I’m touched by Jeffrey Saks’s remembering an old Commentary essay of mine and taking the trouble to look it up. I myself would never have thought of it in connection with Only Yesterday. But I can see why Saks did.

The adolescent dilemma I wrote about in that piece, which arose from my perception that I had to choose between the religious faith and observance of my childhood and the scientific worldview of my high-school education—and that there was no way of bridging those two things—is Yitzḥak Kummer’s dilemma in Only Yesterday, too (allowing for the fact that he is influenced not by a secular education but by his secular friends in Jaffa). And one might say that, in the terms laid down by the novel, I lost my balance just as Yitzḥak did, although in the opposite direction. In the end, he veers to an Orthodoxy more extreme than the one he was raised in. I gave up Jewish religious practice entirely.

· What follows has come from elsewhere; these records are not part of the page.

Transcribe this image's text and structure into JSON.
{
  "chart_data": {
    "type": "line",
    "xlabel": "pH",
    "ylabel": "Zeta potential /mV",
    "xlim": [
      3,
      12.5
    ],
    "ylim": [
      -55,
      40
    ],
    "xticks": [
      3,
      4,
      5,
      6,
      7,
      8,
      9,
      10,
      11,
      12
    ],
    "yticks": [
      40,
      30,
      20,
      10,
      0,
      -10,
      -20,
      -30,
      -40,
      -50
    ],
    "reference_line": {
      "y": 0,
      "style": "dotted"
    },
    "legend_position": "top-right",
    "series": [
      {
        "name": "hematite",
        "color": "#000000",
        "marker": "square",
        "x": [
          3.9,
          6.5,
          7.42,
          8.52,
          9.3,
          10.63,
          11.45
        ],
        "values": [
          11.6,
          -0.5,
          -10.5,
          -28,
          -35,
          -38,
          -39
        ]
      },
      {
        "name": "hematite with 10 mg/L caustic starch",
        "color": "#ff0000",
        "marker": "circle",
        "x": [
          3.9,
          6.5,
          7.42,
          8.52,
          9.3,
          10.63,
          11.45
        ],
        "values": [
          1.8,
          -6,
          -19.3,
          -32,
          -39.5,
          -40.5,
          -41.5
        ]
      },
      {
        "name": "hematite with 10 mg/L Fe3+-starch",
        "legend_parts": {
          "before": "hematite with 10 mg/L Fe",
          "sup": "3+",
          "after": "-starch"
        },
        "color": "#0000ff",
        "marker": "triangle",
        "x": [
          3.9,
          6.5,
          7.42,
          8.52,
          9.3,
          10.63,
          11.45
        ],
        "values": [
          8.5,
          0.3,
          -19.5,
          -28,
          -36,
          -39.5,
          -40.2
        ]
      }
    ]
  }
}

Is Saks right that, in living for my last 48 years in Israel, where “the either/or choice between Judaism and ‘the world’” is “no longer so sharply delineated,” I’ve managed to bridge what once seemed to me unbridgeable? I can’t say that I see it quite that way.

What I’ve managed to solve, as far as I’m concerned, is the problem of how, without being religiously observant (apart, that is, from such performances for children and grandchildren as saying kiddush on Friday nights, lighting Hanukkah candles, building a sukkah, etc., all of which are things that many “secular” Israelis do), I can still lead a full Jewish life by living it in the Hebrew-speaking country that is the Land of Israel of Jewish tradition. In America, this would not have been possible.

That possibility, after all, is what secular Zionism is all about. But the intellectual rift between Judaism and modernity, though it no longer seems to exist for most observant Jews, still exists for me. In that sense, I’ve never regained the balance I lost at the age of fifteen.

This takes us back to Only Yesterday. Saks is justified in reminding us that the figure of “standing Menaḥem,” whom I did not mention, embodies an equilibrium between religious tradition and Zionist pioneering that no one else in Only Yesterday achieves, and is meant to suggest that there is indeed a middle way, even if few choose it.

Although I am generally skeptical about making much of a character’s name, it may be significant that Menaḥem means “comforter” in Hebrew, just as it may also be significant that this is the name of a similarly positive character in Yosef Ḥayyim Brenner’s Breakdown and Bereavement, a novel that shares common themes with Only Yesterday. (In it, too, a would-be Zionist pioneer ends by retreating to the protective cloister of Jerusalem’s Old Yishuv.) But Menaḥem is a minor figure in Only Yesterday, far more so than Bloykop or Arzef, two others whom I dealt with at some length, and is hardly a serious counterweight to the rest of it.

Finally, in saying that I went “too far” in characterizing the ending of Only Yesterday as parody, Saks is agreeing with other critics of the novel who do not read it as I do. I think they are selling Agnon short. Only Yesterday’s last lines are mawkish and sentimental, and Agnon was as far from such qualities as a writer can possibly be. Either he uncharacteristically lapsed into them at the very end of his longest novel or else he characteristically chose to end it with an Agnonesque wink. I vote for the wink.